1983 in Afghanistan

1983 in Afghanistan

__NOTOC__"See also": 1982 in Afghanistan, other events of 1983, and 1984 in Afghanistan.----The Muslim insurgency remains locked in military stalemate against Soviet and Afghan troops. The government controls the cities, while the guerrillas control the countryside. There are conflicting reports on the success of the regime in either neutralizing the insurgency movement or crushing it with the aid of some 110,000 Soviet troops. Reports on the war are sketchy and probably biased, since they are based on accounts given either by Pakistan-based rebel groups or by journalists taken on conducted tours by the government. President Karmal is firmly in command of the ruling PDPA. Infighting between the Parcham and Khalq factions of the party is less evident in 1983 than in previous years, and it appears that the Soviets have succeeded in bringing them under control. Afghanistan continues to depend on the Soviet Union for economic aid and food assistance.

January 21February 7, 1983

Diego Cordovez, UN special representative for Afghanistan, holds consultations in Pakistan, Afghanistan, and Iran. He reports that the consultations centred on "substantive contents of a comprehensive settlement" and maintains that it is possible to widen the understanding reached at Geneva in June 1982. The interrelated elements of a comprehensive settlement are the withdrawal of foreign troops, international guarantees of noninterference and nonintervention, and arrangements for the return of Afghan refugees to Afghanistan.

March 28, 1983

Andropov, Soviet Foreign Minister Andrey Gromyko, and UN Secretary-General Pérez de Cuéllar hold talks in Moscow on ways of normalizing the situation in Afghanistan.

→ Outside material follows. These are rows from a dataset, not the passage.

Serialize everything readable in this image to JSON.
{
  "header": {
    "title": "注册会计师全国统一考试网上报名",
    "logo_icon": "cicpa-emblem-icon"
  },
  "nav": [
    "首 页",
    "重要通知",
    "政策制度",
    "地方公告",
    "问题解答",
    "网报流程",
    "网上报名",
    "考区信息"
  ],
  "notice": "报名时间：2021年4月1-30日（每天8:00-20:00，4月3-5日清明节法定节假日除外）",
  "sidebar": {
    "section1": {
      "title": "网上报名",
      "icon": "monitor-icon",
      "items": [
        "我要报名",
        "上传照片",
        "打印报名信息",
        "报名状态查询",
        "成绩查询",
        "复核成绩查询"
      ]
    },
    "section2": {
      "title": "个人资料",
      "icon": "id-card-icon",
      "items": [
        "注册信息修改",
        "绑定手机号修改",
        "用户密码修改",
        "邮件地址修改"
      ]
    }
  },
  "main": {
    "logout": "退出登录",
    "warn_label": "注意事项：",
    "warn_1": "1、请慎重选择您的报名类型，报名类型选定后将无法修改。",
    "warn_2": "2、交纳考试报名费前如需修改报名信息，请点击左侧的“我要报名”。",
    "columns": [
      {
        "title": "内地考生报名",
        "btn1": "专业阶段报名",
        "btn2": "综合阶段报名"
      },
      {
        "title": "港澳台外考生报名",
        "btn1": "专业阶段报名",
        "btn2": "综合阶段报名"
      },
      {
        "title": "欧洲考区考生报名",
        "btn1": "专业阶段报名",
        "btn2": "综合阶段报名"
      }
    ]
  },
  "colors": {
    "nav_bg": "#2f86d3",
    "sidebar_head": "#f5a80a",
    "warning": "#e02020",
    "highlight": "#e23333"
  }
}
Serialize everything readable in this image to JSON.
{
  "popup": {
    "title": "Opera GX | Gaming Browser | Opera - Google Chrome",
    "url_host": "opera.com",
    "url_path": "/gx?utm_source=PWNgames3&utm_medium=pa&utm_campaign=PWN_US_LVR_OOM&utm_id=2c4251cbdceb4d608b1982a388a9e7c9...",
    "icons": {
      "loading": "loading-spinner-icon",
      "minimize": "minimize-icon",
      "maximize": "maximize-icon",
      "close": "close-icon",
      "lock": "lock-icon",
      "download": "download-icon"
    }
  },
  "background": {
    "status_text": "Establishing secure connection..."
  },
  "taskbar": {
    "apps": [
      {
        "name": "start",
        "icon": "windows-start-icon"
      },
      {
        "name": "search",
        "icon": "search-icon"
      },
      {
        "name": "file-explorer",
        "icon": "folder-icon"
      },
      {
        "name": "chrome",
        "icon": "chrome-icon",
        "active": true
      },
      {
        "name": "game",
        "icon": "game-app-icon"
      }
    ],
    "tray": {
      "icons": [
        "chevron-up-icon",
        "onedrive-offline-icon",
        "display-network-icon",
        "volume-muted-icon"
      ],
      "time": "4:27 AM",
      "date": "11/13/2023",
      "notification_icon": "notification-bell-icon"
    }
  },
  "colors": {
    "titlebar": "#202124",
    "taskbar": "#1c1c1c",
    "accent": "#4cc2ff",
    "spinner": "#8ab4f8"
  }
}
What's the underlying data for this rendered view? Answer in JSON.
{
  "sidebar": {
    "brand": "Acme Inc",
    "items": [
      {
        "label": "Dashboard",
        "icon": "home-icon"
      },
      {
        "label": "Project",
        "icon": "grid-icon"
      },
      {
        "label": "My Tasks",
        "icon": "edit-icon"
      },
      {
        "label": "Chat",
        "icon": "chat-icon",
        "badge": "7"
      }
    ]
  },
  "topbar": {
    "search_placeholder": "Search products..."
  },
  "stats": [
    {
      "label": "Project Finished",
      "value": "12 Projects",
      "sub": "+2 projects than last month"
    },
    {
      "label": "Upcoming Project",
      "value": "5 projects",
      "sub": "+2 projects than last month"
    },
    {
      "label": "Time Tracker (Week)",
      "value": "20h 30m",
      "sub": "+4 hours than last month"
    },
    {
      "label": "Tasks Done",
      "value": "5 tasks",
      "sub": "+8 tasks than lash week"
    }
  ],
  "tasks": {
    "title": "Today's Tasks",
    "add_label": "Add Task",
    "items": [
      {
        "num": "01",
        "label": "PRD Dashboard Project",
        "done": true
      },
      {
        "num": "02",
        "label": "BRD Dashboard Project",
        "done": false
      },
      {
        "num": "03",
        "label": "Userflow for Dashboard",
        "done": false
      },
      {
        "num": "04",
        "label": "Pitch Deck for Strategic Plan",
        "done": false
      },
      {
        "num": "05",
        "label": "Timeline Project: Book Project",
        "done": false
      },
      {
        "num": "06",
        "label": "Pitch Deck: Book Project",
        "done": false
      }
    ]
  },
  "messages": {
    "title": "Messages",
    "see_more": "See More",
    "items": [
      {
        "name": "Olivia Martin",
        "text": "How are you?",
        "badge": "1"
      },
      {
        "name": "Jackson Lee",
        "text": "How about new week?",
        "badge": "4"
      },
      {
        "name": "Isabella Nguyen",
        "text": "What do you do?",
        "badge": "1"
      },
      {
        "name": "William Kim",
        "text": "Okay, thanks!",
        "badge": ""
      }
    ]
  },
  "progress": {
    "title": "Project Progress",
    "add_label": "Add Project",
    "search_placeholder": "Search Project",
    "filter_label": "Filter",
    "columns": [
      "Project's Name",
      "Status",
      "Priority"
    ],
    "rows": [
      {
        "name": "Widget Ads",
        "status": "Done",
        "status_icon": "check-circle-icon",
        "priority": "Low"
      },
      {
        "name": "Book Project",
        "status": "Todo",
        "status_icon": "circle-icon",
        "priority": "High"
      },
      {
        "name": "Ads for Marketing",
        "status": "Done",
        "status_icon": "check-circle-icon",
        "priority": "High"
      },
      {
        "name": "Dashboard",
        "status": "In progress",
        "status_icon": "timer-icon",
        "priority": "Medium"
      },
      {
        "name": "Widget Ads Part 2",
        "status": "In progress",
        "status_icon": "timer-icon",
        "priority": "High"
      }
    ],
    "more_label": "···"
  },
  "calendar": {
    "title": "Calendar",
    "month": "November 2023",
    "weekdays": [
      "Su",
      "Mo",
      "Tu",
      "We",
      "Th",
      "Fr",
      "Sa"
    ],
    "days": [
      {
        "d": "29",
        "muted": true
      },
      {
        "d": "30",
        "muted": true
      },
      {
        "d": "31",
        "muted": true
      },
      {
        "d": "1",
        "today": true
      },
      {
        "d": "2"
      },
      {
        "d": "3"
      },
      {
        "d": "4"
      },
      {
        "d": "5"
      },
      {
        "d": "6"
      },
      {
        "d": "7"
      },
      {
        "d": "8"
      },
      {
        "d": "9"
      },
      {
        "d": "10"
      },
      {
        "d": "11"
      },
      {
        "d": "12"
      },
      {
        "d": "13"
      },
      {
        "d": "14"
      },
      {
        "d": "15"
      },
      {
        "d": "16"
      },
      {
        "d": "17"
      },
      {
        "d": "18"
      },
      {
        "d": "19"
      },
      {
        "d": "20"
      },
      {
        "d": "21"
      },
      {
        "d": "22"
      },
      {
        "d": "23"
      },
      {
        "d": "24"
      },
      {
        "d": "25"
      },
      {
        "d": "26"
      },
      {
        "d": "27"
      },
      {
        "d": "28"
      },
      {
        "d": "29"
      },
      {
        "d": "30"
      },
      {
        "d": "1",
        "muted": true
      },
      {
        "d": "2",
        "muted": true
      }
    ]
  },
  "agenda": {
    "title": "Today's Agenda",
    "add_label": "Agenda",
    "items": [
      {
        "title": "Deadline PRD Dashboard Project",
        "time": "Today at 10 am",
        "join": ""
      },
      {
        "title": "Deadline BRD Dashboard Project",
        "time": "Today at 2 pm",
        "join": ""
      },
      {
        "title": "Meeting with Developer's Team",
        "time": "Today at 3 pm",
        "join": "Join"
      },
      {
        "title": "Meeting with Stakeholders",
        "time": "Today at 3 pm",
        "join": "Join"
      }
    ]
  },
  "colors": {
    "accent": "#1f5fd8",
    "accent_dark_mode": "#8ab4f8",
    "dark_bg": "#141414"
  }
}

No definite results emerge from the discussions, but the UN continues its efforts to find a political solution to the Afghan issue.

June 24, 1983

Seven days of talks sponsored by the UN on the withdrawal of Soviet troops end in Geneva with no sign of major progress on the issue. The talks were conducted by a UN negotiator who met separately and alternately with delegates from Pakistan and Afghanistan. Pakistan was involved in the talks because an estimated three million Afghan refugees had crossed into its territory and because the Soviet Union asserted that Pakistan was the main supporter of the "mujaheddin" and the major channel through which arms reached them. Iran, which by its own estimate houses 1.5 million Afghan refugees, boycotted the talks because it believed that no negotiations should be undertaken without the participation of the guerrillas.